Один казак хлестнул ещё раз мальчика и, повернув лошадей, оба они поскакали прочь.
А Соня бежала дальше. Где же те, которых взяли в плен? Она искала их, подбегая к каждой кучке, желая только одного — найти их скорее и дать себя тоже арестовать. Она увидела, наконец: из переулка, окружённая городовыми и солдатами, медленно двигалась толпа. Это были они. Соня кинулась к ним, крикнула: «Я тоже была на баррикаде!» — и вскочила в ряды.
Это была глубокая радость, полное счастье, успокоение после мучительного пути. Она очутилась как раз рядом с востроносой девочкой, которая так сердила её на баррикаде. Она горько рыдала теперь, вздрагивая всем своим худеньким тельцем.
Они подошли к участку, мимо которого бежали утром, вошли в ворота, во двор, потом в низкие двери. В длинном коридоре стояли городовые в два ряда.
Поднялся неистовый крик, вопль и визг. Задыхаясь от ударов, Соня летела вперёд, падала, вскакивала и бежала опять. И когда от последнего толчка она скатилась по лестнице в тёмный подвал и легла там ничком, тяжело дыша — в ней был такой же острый восторг, как прежде, когда она вскочила на вагон, навстречу солдатам.
Воровка
— Подсудимая, — говорил председатель, — вы сознались, что украли из запертого комода в квартире дворянина Печаткина пятьсот рублей! Мы знаем обстоятельства, при которых вы совершили кражу. Может быть, вы расскажете, что побудило вас на это преступление?
Подсудимая, молодая крестьянка с миловидным и нежным лицом, всхлипывала, утирая лицо рукавом арестантского халата. У ней был безнадёжный и убитый вид.
— Хозяева, — продолжал председатель, — обращались с вами хорошо. Они выручили вас из тяжёлого положения, взяв к себе в услужение, хотя вы были неопытной прислугой. Ухаживали за вами, когда вы были больны. Вы были всегда порядочной и честной женщиной, вы из хорошей семьи, вас никогда не замечали ни в чем дурном. И вдруг вы отплатили такой неблагодарностью за добро! Не плачьте, а лучше расскажите, как было дело. Говорите правду.
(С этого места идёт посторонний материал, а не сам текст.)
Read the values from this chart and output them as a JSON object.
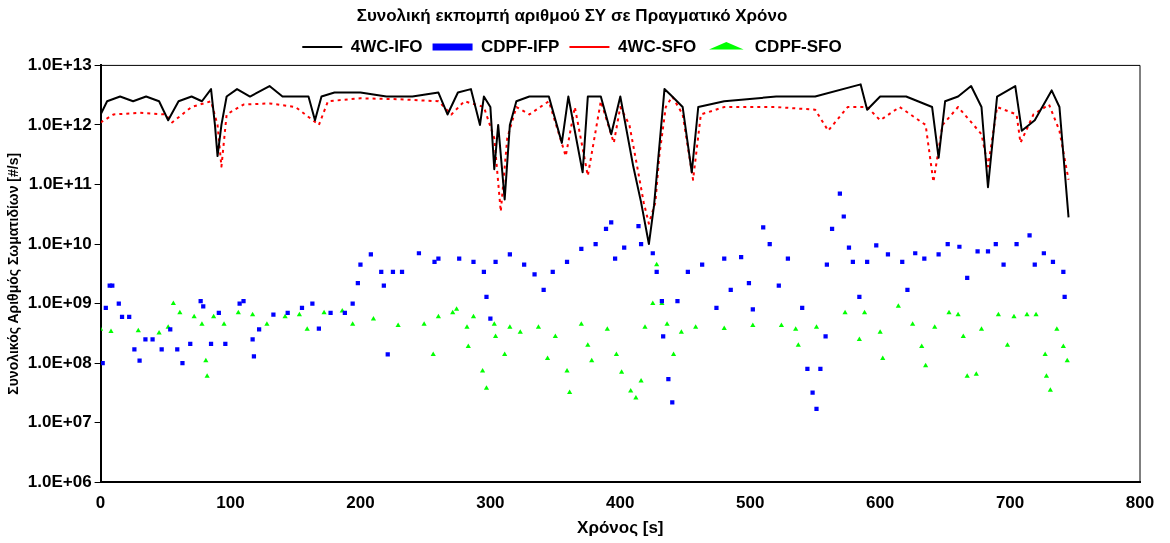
{
  "chart_data": {
    "type": "line",
    "title": "Συνολική εκπομπή αριθμού ΣΥ σε Πραγματικό Χρόνο",
    "xlabel": "Χρόνος [s]",
    "ylabel": "Συνολικός Αριθμός Σωματιδίων [#/s]",
    "log": "y",
    "grid": false,
    "legend": "top",
    "xlim": [
      0,
      800
    ],
    "xticks": [
      0,
      100,
      200,
      300,
      400,
      500,
      600,
      700,
      800
    ],
    "ylim": [
      1000000.0,
      10000000000000.0
    ],
    "yticks": [
      {
        "value": 1000000.0,
        "label": "1.0E+06"
      },
      {
        "value": 10000000.0,
        "label": "1.0E+07"
      },
      {
        "value": 100000000.0,
        "label": "1.0E+08"
      },
      {
        "value": 1000000000.0,
        "label": "1.0E+09"
      },
      {
        "value": 10000000000.0,
        "label": "1.0E+10"
      },
      {
        "value": 100000000000.0,
        "label": "1.0E+11"
      },
      {
        "value": 1000000000000.0,
        "label": "1.0E+12"
      },
      {
        "value": 10000000000000.0,
        "label": "1.0E+13"
      }
    ],
    "series": [
      {
        "name": "4WC-IFO",
        "type": "line",
        "color": "#000000",
        "marker": "none",
        "line_style": "solid",
        "x": [
          0,
          5,
          15,
          25,
          35,
          45,
          52,
          60,
          70,
          78,
          85,
          88,
          90,
          93,
          97,
          105,
          115,
          130,
          140,
          150,
          160,
          165,
          170,
          180,
          200,
          220,
          240,
          260,
          267,
          275,
          285,
          292,
          295,
          300,
          303,
          306,
          311,
          315,
          320,
          330,
          345,
          355,
          360,
          371,
          375,
          385,
          393,
          400,
          410,
          416,
          422,
          426,
          434,
          440,
          448,
          455,
          460,
          480,
          520,
          550,
          585,
          590,
          600,
          620,
          640,
          645,
          650,
          660,
          670,
          678,
          683,
          690,
          704,
          709,
          719,
          732,
          738,
          745
        ],
        "values": [
          1500000000000.0,
          2500000000000.0,
          3000000000000.0,
          2500000000000.0,
          3000000000000.0,
          2500000000000.0,
          1200000000000.0,
          2500000000000.0,
          3000000000000.0,
          2500000000000.0,
          4000000000000.0,
          1000000000000.0,
          300000000000.0,
          1000000000000.0,
          3000000000000.0,
          4000000000000.0,
          3000000000000.0,
          4500000000000.0,
          3000000000000.0,
          3000000000000.0,
          3000000000000.0,
          1200000000000.0,
          3000000000000.0,
          3500000000000.0,
          3500000000000.0,
          3000000000000.0,
          3000000000000.0,
          3500000000000.0,
          1500000000000.0,
          3500000000000.0,
          4000000000000.0,
          1000000000000.0,
          3000000000000.0,
          2000000000000.0,
          180000000000.0,
          1000000000000.0,
          56000000000.0,
          1000000000000.0,
          2500000000000.0,
          3000000000000.0,
          3000000000000.0,
          500000000000.0,
          3000000000000.0,
          160000000000.0,
          3000000000000.0,
          3000000000000.0,
          700000000000.0,
          3000000000000.0,
          200000000000.0,
          50000000000.0,
          10000000000.0,
          45000000000.0,
          4000000000000.0,
          3000000000000.0,
          2000000000000.0,
          160000000000.0,
          2000000000000.0,
          2500000000000.0,
          3000000000000.0,
          3000000000000.0,
          4800000000000.0,
          1800000000000.0,
          3000000000000.0,
          3000000000000.0,
          2000000000000.0,
          280000000000.0,
          2500000000000.0,
          3000000000000.0,
          4500000000000.0,
          2000000000000.0,
          90000000000.0,
          3000000000000.0,
          4500000000000.0,
          800000000000.0,
          1200000000000.0,
          3800000000000.0,
          2000000000000.0,
          28000000000.0
        ]
      },
      {
        "name": "CDPF-IFP",
        "type": "scatter",
        "color": "#0000ff",
        "marker": "square",
        "x": [
          1.6,
          4,
          7,
          9,
          14,
          16.5,
          22,
          26,
          30,
          34.5,
          40,
          47,
          53.6,
          59,
          63,
          69,
          77,
          79,
          85,
          91,
          96,
          107,
          110,
          117,
          118,
          122,
          133,
          144,
          155,
          163,
          168,
          177,
          188,
          194,
          198,
          200,
          208,
          216,
          218,
          221,
          225,
          232,
          245,
          257,
          260,
          276,
          287,
          295,
          297,
          300,
          304,
          315,
          326,
          334,
          341,
          348,
          359,
          370,
          381,
          389,
          393,
          396,
          403,
          414,
          416,
          425,
          428,
          432,
          433,
          437,
          440,
          444,
          452,
          463,
          474,
          480,
          485,
          493,
          499,
          502,
          510,
          515,
          522,
          529,
          540,
          544,
          548,
          551,
          554,
          558,
          559,
          563,
          569,
          572,
          576,
          579,
          584,
          590,
          597,
          606,
          617,
          621,
          627,
          634,
          645,
          652,
          661,
          667,
          675,
          683,
          689,
          695,
          705,
          715,
          719,
          726,
          733,
          741,
          742
        ],
        "values": [
          100000000.0,
          850000000.0,
          2000000000.0,
          2000000000.0,
          1000000000.0,
          600000000.0,
          600000000.0,
          170000000.0,
          110000000.0,
          250000000.0,
          250000000.0,
          170000000.0,
          370000000.0,
          170000000.0,
          100000000.0,
          210000000.0,
          1100000000.0,
          900000000.0,
          210000000.0,
          700000000.0,
          210000000.0,
          1000000000.0,
          1100000000.0,
          250000000.0,
          130000000.0,
          370000000.0,
          650000000.0,
          700000000.0,
          850000000.0,
          1000000000.0,
          380000000.0,
          700000000.0,
          700000000.0,
          1000000000.0,
          2200000000.0,
          4500000000.0,
          6700000000.0,
          3400000000.0,
          2000000000.0,
          140000000.0,
          3400000000.0,
          3400000000.0,
          7000000000.0,
          5000000000.0,
          5700000000.0,
          5700000000.0,
          5000000000.0,
          3400000000.0,
          1300000000.0,
          560000000.0,
          5000000000.0,
          6700000000.0,
          4500000000.0,
          3100000000.0,
          1700000000.0,
          3400000000.0,
          5000000000.0,
          8300000000.0,
          10000000000.0,
          18000000000.0,
          23000000000.0,
          5700000000.0,
          8700000000.0,
          20000000000.0,
          10000000000.0,
          7000000000.0,
          3400000000.0,
          1100000000.0,
          280000000.0,
          54000000.0,
          22000000.0,
          1100000000.0,
          3400000000.0,
          4500000000.0,
          850000000.0,
          5700000000.0,
          1700000000.0,
          6000000000.0,
          2200000000.0,
          800000000.0,
          19000000000.0,
          10000000000.0,
          2000000000.0,
          5700000000.0,
          850000000.0,
          80000000.0,
          32000000.0,
          17000000.0,
          80000000.0,
          280000000.0,
          4500000000.0,
          18000000000.0,
          70000000000.0,
          29000000000.0,
          8700000000.0,
          5000000000.0,
          1300000000.0,
          5000000000.0,
          9500000000.0,
          6700000000.0,
          5000000000.0,
          1700000000.0,
          7000000000.0,
          5700000000.0,
          6700000000.0,
          10000000000.0,
          9000000000.0,
          2700000000.0,
          7500000000.0,
          7500000000.0,
          10000000000.0,
          4500000000.0,
          10000000000.0,
          14000000000.0,
          4500000000.0,
          7000000000.0,
          5000000000.0,
          3400000000.0,
          1300000000.0
        ]
      },
      {
        "name": "4WC-SFO",
        "type": "line",
        "color": "#ff0000",
        "marker": "none",
        "line_style": "dotted",
        "x": [
          0,
          10,
          30,
          50,
          55,
          70,
          85,
          90,
          93,
          97,
          110,
          130,
          150,
          168,
          175,
          200,
          230,
          260,
          270,
          280,
          295,
          303,
          308,
          313,
          320,
          330,
          345,
          358,
          365,
          375,
          385,
          395,
          400,
          407,
          413,
          418,
          422,
          427,
          430,
          435,
          440,
          448,
          456,
          462,
          480,
          520,
          550,
          560,
          575,
          590,
          600,
          615,
          635,
          641,
          648,
          660,
          678,
          683,
          690,
          705,
          708,
          718,
          730,
          738,
          745
        ],
        "values": [
          1100000000000.0,
          1500000000000.0,
          1600000000000.0,
          1500000000000.0,
          1100000000000.0,
          2000000000000.0,
          2500000000000.0,
          1000000000000.0,
          200000000000.0,
          1500000000000.0,
          2200000000000.0,
          2300000000000.0,
          2000000000000.0,
          1000000000000.0,
          2500000000000.0,
          2800000000000.0,
          2700000000000.0,
          2500000000000.0,
          1500000000000.0,
          2500000000000.0,
          2000000000000.0,
          600000000000.0,
          35000000000.0,
          600000000000.0,
          2000000000000.0,
          1500000000000.0,
          2500000000000.0,
          300000000000.0,
          2000000000000.0,
          140000000000.0,
          2500000000000.0,
          500000000000.0,
          2000000000000.0,
          1000000000000.0,
          200000000000.0,
          50000000000.0,
          22000000000.0,
          50000000000.0,
          300000000000.0,
          2000000000000.0,
          3000000000000.0,
          1500000000000.0,
          120000000000.0,
          1500000000000.0,
          2000000000000.0,
          2000000000000.0,
          1800000000000.0,
          800000000000.0,
          2000000000000.0,
          2000000000000.0,
          1200000000000.0,
          2000000000000.0,
          1000000000000.0,
          110000000000.0,
          1000000000000.0,
          2000000000000.0,
          700000000000.0,
          200000000000.0,
          2000000000000.0,
          1500000000000.0,
          500000000000.0,
          1500000000000.0,
          2200000000000.0,
          800000000000.0,
          120000000000.0
        ]
      },
      {
        "name": "CDPF-SFO",
        "type": "scatter",
        "color": "#00ff00",
        "marker": "triangle",
        "x": [
          0,
          8,
          29,
          45,
          52,
          56,
          61,
          72,
          78,
          81,
          82,
          87,
          95,
          106,
          117,
          128,
          142,
          153,
          159,
          172,
          186,
          194,
          210,
          229,
          249,
          256,
          260,
          271,
          274,
          282,
          283,
          287,
          294,
          297,
          303,
          304,
          311,
          315,
          323,
          337,
          344,
          350,
          359,
          361,
          370,
          375,
          378,
          390,
          397,
          401,
          408,
          412,
          416,
          419,
          425,
          428,
          432,
          436,
          441,
          447,
          458,
          480,
          502,
          524,
          535,
          537,
          551,
          573,
          584,
          588,
          600,
          602,
          614,
          625,
          632,
          635,
          642,
          653,
          660,
          664,
          667,
          674,
          678,
          691,
          698,
          703,
          713,
          720,
          727,
          728,
          731,
          736,
          741,
          744
        ],
        "values": [
          370000000.0,
          340000000.0,
          350000000.0,
          320000000.0,
          400000000.0,
          1000000000.0,
          700000000.0,
          600000000.0,
          450000000.0,
          110000000.0,
          60000000.0,
          600000000.0,
          450000000.0,
          700000000.0,
          650000000.0,
          450000000.0,
          600000000.0,
          650000000.0,
          370000000.0,
          700000000.0,
          750000000.0,
          450000000.0,
          550000000.0,
          430000000.0,
          450000000.0,
          140000000.0,
          600000000.0,
          700000000.0,
          800000000.0,
          400000000.0,
          190000000.0,
          600000000.0,
          74000000.0,
          38000000.0,
          450000000.0,
          280000000.0,
          140000000.0,
          400000000.0,
          330000000.0,
          400000000.0,
          120000000.0,
          280000000.0,
          74000000.0,
          32000000.0,
          450000000.0,
          200000000.0,
          110000000.0,
          370000000.0,
          140000000.0,
          70000000.0,
          34000000.0,
          26000000.0,
          50000000.0,
          400000000.0,
          1000000000.0,
          4500000000.0,
          1000000000.0,
          450000000.0,
          140000000.0,
          330000000.0,
          400000000.0,
          380000000.0,
          430000000.0,
          430000000.0,
          370000000.0,
          200000000.0,
          400000000.0,
          700000000.0,
          250000000.0,
          700000000.0,
          330000000.0,
          120000000.0,
          900000000.0,
          450000000.0,
          190000000.0,
          90000000.0,
          400000000.0,
          700000000.0,
          650000000.0,
          280000000.0,
          60000000.0,
          65000000.0,
          370000000.0,
          650000000.0,
          200000000.0,
          600000000.0,
          650000000.0,
          650000000.0,
          140000000.0,
          60000000.0,
          35000000.0,
          370000000.0,
          190000000.0,
          110000000.0
        ]
      }
    ]
  }
}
Не бойтесь ничего.
Подсудимая долго всхлипывала, причитая:
— Матушка ты моя родимая, зачем же ты меня родила!.. И зачем я в город поехала!.. И зачем у себя дома не померла!.. — Потом, когда защитник, обернувшись, прошептал ей несколько слов, с внезапным порывом перекрестилась и воскликнула:
— Господин судья! Вот перед Истинным, сама я не знаю, что со мной сталось. Помутилось у меня в уме, ничего я не понимала. Думала, может, меня муж простит. Потому и сделала, что думала — простит, может, меня муж не будет больше гнать. И как сделала, сама не знаю. Точно не мои рученьки деньги брали, а нечистый совал: «Бери, да бери, — говорит. — Простит тебя муж». Может оттого, господин судья, а может и не оттого. Сама я не знаю. Ой, долюшка моя несчастная. O-o-o!..
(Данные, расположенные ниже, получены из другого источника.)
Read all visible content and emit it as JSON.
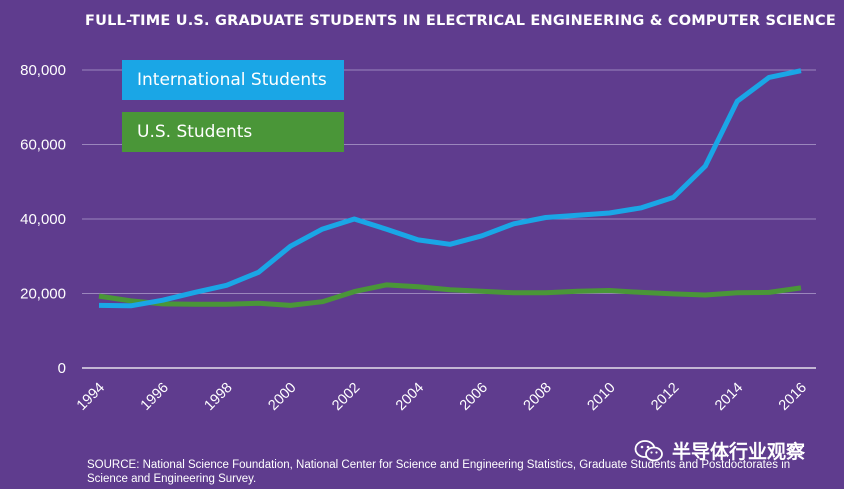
{
  "chart_data": {
    "type": "line",
    "title": "FULL-TIME U.S. GRADUATE STUDENTS IN ELECTRICAL ENGINEERING & COMPUTER SCIENCE",
    "xlabel": "",
    "ylabel": "",
    "x": [
      1994,
      1995,
      1996,
      1997,
      1998,
      1999,
      2000,
      2001,
      2002,
      2003,
      2004,
      2005,
      2006,
      2007,
      2008,
      2009,
      2010,
      2011,
      2012,
      2013,
      2014,
      2015,
      2016
    ],
    "x_tick_labels": [
      "1994",
      "1996",
      "1998",
      "2000",
      "2002",
      "2004",
      "2006",
      "2008",
      "2010",
      "2012",
      "2014",
      "2016"
    ],
    "y_ticks": [
      0,
      20000,
      40000,
      60000,
      80000
    ],
    "y_tick_labels": [
      "0",
      "20,000",
      "40,000",
      "60,000",
      "80,000"
    ],
    "ylim": [
      0,
      80000
    ],
    "xlim": [
      1994,
      2016
    ],
    "grid": true,
    "series": [
      {
        "name": "International Students",
        "color": "#1aa6e6",
        "values": [
          16800,
          16700,
          18200,
          20300,
          22200,
          25700,
          32700,
          37300,
          40000,
          37300,
          34400,
          33200,
          35500,
          38700,
          40400,
          41000,
          41600,
          43000,
          45800,
          54200,
          71600,
          78000,
          79800
        ]
      },
      {
        "name": "U.S. Students",
        "color": "#4a9638",
        "values": [
          19300,
          18000,
          17200,
          17100,
          17100,
          17400,
          16800,
          17800,
          20500,
          22300,
          21800,
          21000,
          20600,
          20200,
          20200,
          20600,
          20800,
          20300,
          19900,
          19600,
          20200,
          20300,
          21500
        ]
      }
    ],
    "legend_placement": "top-left",
    "source": "SOURCE: National Science Foundation, National Center for Science and Engineering Statistics, Graduate Students and Postdoctorates in Science and Engineering Survey."
  },
  "watermark": {
    "text": "半导体行业观察",
    "icon": "wechat-icon"
  }
}
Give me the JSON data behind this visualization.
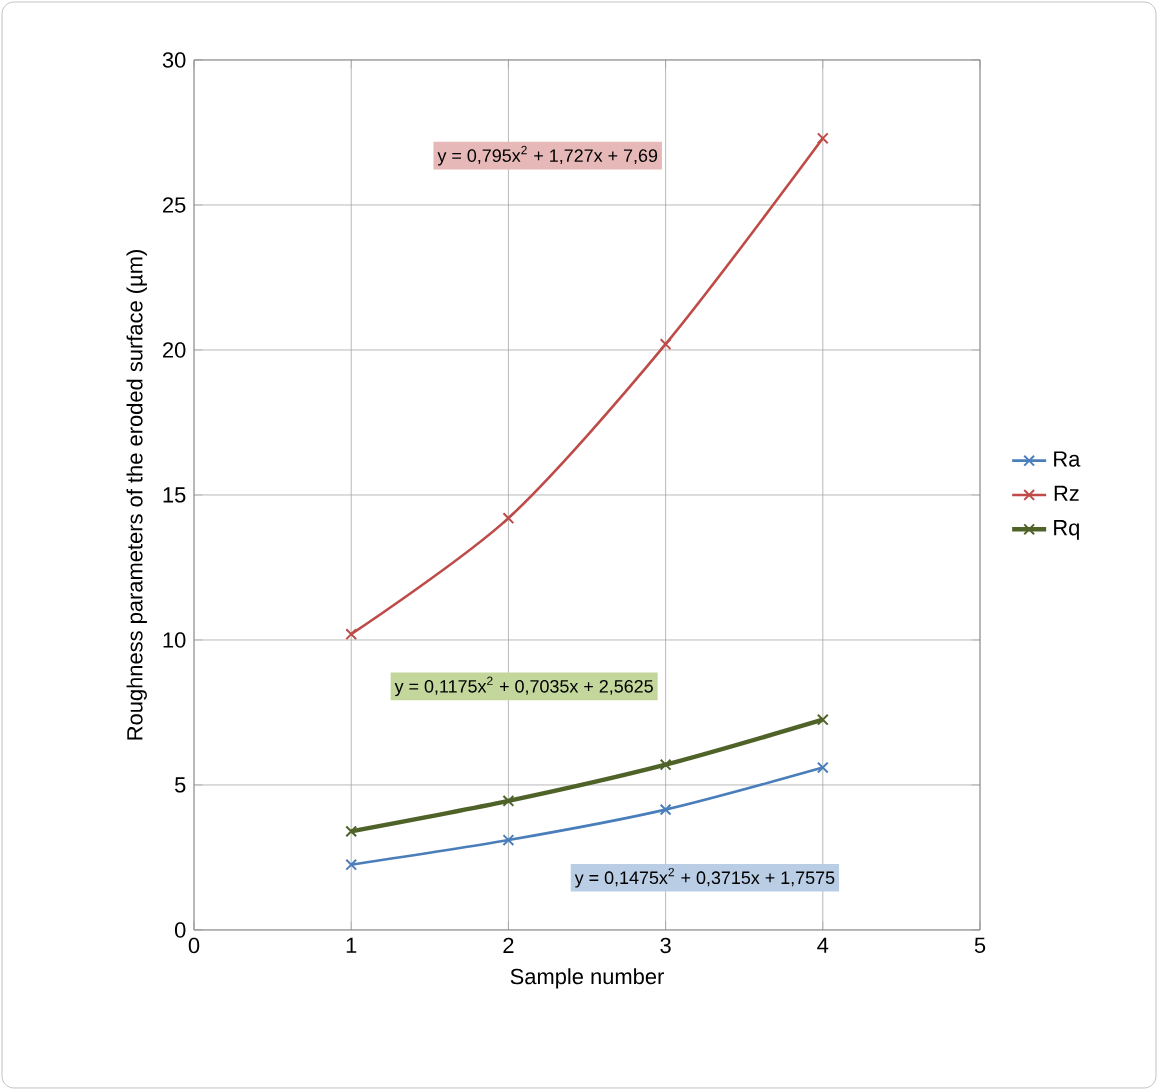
{
  "chart_data": {
    "type": "line",
    "xlabel": "Sample number",
    "ylabel": "Roughness parameters of the eroded surface (µm)",
    "x": [
      1,
      2,
      3,
      4
    ],
    "series": [
      {
        "name": "Ra",
        "color": "#4a7ebb",
        "values": [
          2.25,
          3.1,
          4.15,
          5.6
        ]
      },
      {
        "name": "Rz",
        "color": "#be4b48",
        "values": [
          10.2,
          14.2,
          20.2,
          27.3
        ]
      },
      {
        "name": "Rq",
        "color": "#4f6228",
        "values": [
          3.4,
          4.45,
          5.7,
          7.25
        ]
      }
    ],
    "annotations": [
      "y = 0,795x$^{2}$ + 1,727x + 7,69",
      "y = 0,1175x$^{2}$ + 0,7035x + 2,5625",
      "y = 0,1475x$^{2}$ + 0,3715x + 1,7575"
    ],
    "xlim": [
      0,
      5
    ],
    "xticks": [
      0,
      1,
      2,
      3,
      4,
      5
    ],
    "ylim": [
      0,
      30
    ],
    "yticks": [
      0,
      5,
      10,
      15,
      20,
      25,
      30
    ],
    "grid": true,
    "legend": "right",
    "marker": "cross",
    "line_style": "solid"
  }
}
— Подсудимая, не плачьте, а рассказывайте толком. Вы говорите, что вы сделали это для того, чтобы вас простил ваш муж. За что же он сердился на вас? Чем вы были перед ним виноваты?
— Виновата я перед ним, господин судья, — заговорила опять подсудимая, — так виновата, что невозможно меня простить. Да не по воле я виновата, а супротив меня это вышло и ничего я тут не могла. Баба я, господин судья, а чем себя бабе в чужой семье оборонить? Кто на наши слёзы смотрит? Не солоны, ведь, они им, а мужа нет. Не видать, ведь, ему и не слыхать, сколько ночей я проплакала, сколько волос из головы потаскала, как душиться хотела, да из петли меня вынули. К попу на дух пришла, в ногах валялась, каялась, плакала. «Вот, — говорит, — придёт твой муж, расскажи ему всё. Он должен простить. Я и сам с ним поговорю». А он не простил…
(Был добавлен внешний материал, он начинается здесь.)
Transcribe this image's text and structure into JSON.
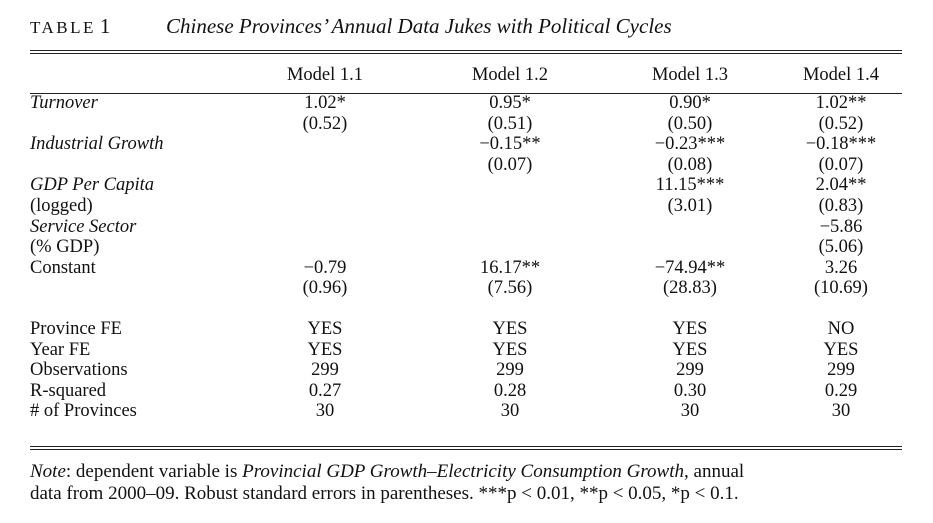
{
  "caption": {
    "label": "TABLE",
    "number": "1",
    "title": "Chinese Provinces’ Annual Data Jukes with Political Cycles"
  },
  "columns": [
    "Model 1.1",
    "Model 1.2",
    "Model 1.3",
    "Model 1.4"
  ],
  "rows": [
    {
      "label": "Turnover",
      "italic": true,
      "values": [
        "1.02*",
        "0.95*",
        "0.90*",
        "1.02**"
      ]
    },
    {
      "label": "",
      "italic": false,
      "values": [
        "(0.52)",
        "(0.51)",
        "(0.50)",
        "(0.52)"
      ]
    },
    {
      "label": "Industrial Growth",
      "italic": true,
      "values": [
        "",
        "−0.15**",
        "−0.23***",
        "−0.18***"
      ]
    },
    {
      "label": "",
      "italic": false,
      "values": [
        "",
        "(0.07)",
        "(0.08)",
        "(0.07)"
      ]
    },
    {
      "label": "GDP Per Capita",
      "italic": true,
      "values": [
        "",
        "",
        "11.15***",
        "2.04**"
      ]
    },
    {
      "label": "(logged)",
      "italic": false,
      "values": [
        "",
        "",
        "(3.01)",
        "(0.83)"
      ]
    },
    {
      "label": "Service Sector",
      "italic": true,
      "values": [
        "",
        "",
        "",
        "−5.86"
      ]
    },
    {
      "label": "(% GDP)",
      "italic": false,
      "values": [
        "",
        "",
        "",
        "(5.06)"
      ]
    },
    {
      "label": "Constant",
      "italic": false,
      "values": [
        "−0.79",
        "16.17**",
        "−74.94**",
        "3.26"
      ]
    },
    {
      "label": "",
      "italic": false,
      "values": [
        "(0.96)",
        "(7.56)",
        "(28.83)",
        "(10.69)"
      ]
    }
  ],
  "footer_rows": [
    {
      "label": "Province FE",
      "values": [
        "YES",
        "YES",
        "YES",
        "NO"
      ]
    },
    {
      "label": "Year FE",
      "values": [
        "YES",
        "YES",
        "YES",
        "YES"
      ]
    },
    {
      "label": "Observations",
      "values": [
        "299",
        "299",
        "299",
        "299"
      ]
    },
    {
      "label": "R-squared",
      "values": [
        "0.27",
        "0.28",
        "0.30",
        "0.29"
      ]
    },
    {
      "label": "# of Provinces",
      "values": [
        "30",
        "30",
        "30",
        "30"
      ]
    }
  ],
  "note": {
    "prefix": "Note",
    "sep": ": dependent variable is ",
    "depvar": "Provincial GDP Growth–Electricity Consumption Growth",
    "tail": ", annual",
    "line2": "data from 2000–09. Robust standard errors in parentheses. ***p < 0.01, **p < 0.05, *p < 0.1."
  }
}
— Что же должен был простить ваш муж?
Понурив голову, подсудимая проговорила с трудом:
— Ребёнка я ему принесла.
— От кого?
— От тестя. От отца евойного.
— А где же был в это время ваш муж?
— В солдатах был.
Подсудимая завела, было, тонкий плач, но, спохватившись, сейчас же перестала. Председатель говорил:
— Так муж ваш не простил вас, когда, вернувшись домой, он узнал, что в его отсутствие вы родили ребёнка от его отца. Что же он сделал? Стал вас бить, выгнал вас из дома?
— Нет.
— Как же он поступил? Подсудимая, успокойтесь и говорите. Ну!
— Как пришёл он, господин судья, со службы, — снова с порывом начала подсудимая, — так не присылал сперва ничего, а прислал потом такое письмо, что прослышал, мол, я, что связалась ты с отцом моим, старым псом, и не хочу я к нему, старому псу, идти. А ты, дескать, брось их и приходи ко мне. Я, говорит, тебе твою слабость прощу. Тут я и побежала к нему.